Qualcomm、Arduinoを買収 新ボード「UNO Q」発表、AI対応強化をアピール
米Qualcomm Technologiesは、IoTツールを開発するイタリアArduinoを買収すると発表した。買収額などは非公開。
米Qualcomm Technologiesは10月7日(現地時間)、IoTツールを開発するイタリアArduinoを買収すると発表した。買収額などは非公開。
あわせて、新製品「Arduino UNO Q」も発表。Linuxを搭載したマイクロプロセッサとリアルタイム制御用のマイクロコントローラーを1枚に統合した「デュアルブレイン」構造で、“瞬時にAI”を実現するとアピールしている。
Arduinoは、電子工作や試作開発に広く使われるマイコンボードとその開発環境を提供する、2005年設立の企業。プログラミング初心者でも扱いやすいシンプルな設計が特徴で、学生やエンジニアなど3300万人超のアクティブユーザーを抱える。
Qualcommは、英IoT企業Foundries.io、米IoT企業のEdge Impulseを買収しており、さらにArduinoのユーザーを取り込む。買収後も、Arduinoのブランドは維持し、既存の取引先への対応を継続する。

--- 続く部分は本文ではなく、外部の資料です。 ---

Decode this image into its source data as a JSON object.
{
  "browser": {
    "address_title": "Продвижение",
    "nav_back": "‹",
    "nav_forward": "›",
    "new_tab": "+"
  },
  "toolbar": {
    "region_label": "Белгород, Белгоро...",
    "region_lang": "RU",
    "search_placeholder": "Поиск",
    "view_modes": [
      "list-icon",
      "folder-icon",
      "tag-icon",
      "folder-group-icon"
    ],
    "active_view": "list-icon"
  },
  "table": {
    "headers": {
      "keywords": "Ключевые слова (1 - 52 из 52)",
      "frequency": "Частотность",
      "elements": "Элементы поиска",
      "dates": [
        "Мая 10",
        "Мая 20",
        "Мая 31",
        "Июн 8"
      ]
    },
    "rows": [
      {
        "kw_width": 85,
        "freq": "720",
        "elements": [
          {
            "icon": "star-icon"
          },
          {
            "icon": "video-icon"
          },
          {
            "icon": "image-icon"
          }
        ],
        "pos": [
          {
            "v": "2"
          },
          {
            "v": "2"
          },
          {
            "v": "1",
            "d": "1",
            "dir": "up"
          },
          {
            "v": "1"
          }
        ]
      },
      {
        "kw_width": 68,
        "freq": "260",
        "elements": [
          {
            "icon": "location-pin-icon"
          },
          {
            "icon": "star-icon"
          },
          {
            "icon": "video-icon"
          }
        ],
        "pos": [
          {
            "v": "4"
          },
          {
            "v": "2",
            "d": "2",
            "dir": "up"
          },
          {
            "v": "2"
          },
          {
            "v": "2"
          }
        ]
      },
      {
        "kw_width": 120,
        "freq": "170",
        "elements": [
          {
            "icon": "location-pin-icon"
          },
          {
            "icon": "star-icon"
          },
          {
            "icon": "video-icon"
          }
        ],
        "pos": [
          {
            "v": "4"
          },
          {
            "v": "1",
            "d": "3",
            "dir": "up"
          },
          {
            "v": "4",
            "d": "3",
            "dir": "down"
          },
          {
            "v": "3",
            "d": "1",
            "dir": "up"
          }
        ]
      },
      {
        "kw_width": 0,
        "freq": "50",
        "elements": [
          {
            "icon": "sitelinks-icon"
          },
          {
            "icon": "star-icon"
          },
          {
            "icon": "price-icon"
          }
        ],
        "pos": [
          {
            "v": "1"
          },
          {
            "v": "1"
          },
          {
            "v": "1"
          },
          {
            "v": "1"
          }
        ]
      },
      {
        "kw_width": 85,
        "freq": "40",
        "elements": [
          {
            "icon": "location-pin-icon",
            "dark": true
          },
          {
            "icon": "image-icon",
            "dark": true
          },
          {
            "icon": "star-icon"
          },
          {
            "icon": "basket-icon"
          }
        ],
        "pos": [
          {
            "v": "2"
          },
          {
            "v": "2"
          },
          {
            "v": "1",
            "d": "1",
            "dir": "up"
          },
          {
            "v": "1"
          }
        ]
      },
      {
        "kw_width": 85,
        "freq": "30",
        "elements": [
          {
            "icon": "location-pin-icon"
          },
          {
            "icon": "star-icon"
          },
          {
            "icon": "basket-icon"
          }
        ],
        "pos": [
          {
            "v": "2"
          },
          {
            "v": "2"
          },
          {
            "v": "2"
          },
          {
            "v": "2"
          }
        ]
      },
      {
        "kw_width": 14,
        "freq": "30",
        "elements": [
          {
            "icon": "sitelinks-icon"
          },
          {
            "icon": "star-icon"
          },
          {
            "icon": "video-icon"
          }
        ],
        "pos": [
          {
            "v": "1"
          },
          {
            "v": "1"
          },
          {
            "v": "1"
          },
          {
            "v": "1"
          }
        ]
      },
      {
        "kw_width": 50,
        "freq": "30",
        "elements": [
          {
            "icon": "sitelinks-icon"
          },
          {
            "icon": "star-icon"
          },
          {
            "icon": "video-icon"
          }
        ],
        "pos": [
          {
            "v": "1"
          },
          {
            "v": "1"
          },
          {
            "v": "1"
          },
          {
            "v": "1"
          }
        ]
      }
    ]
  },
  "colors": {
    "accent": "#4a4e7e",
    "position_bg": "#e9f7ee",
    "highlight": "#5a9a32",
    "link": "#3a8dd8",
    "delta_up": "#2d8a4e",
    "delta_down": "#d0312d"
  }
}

Arduino UNO Qは、リアルタイムOS、Linux、Python、AIフローにわたるArduino開発プロセスを統合した開発環境「Arduino App Lab」に対応する初のArduinoボード。
Qualcomm Dragonwing QRB2210プロセッサーを搭載し、カメラやマイクを使ったAI処理と、モーターなどのリアルタイム制御を同時に行える。
2GBのRAMと16GBのeMMCを搭載するエントリーモデルと、4GBメモリと32GBのeMMCを搭載する上位モデルを用意した。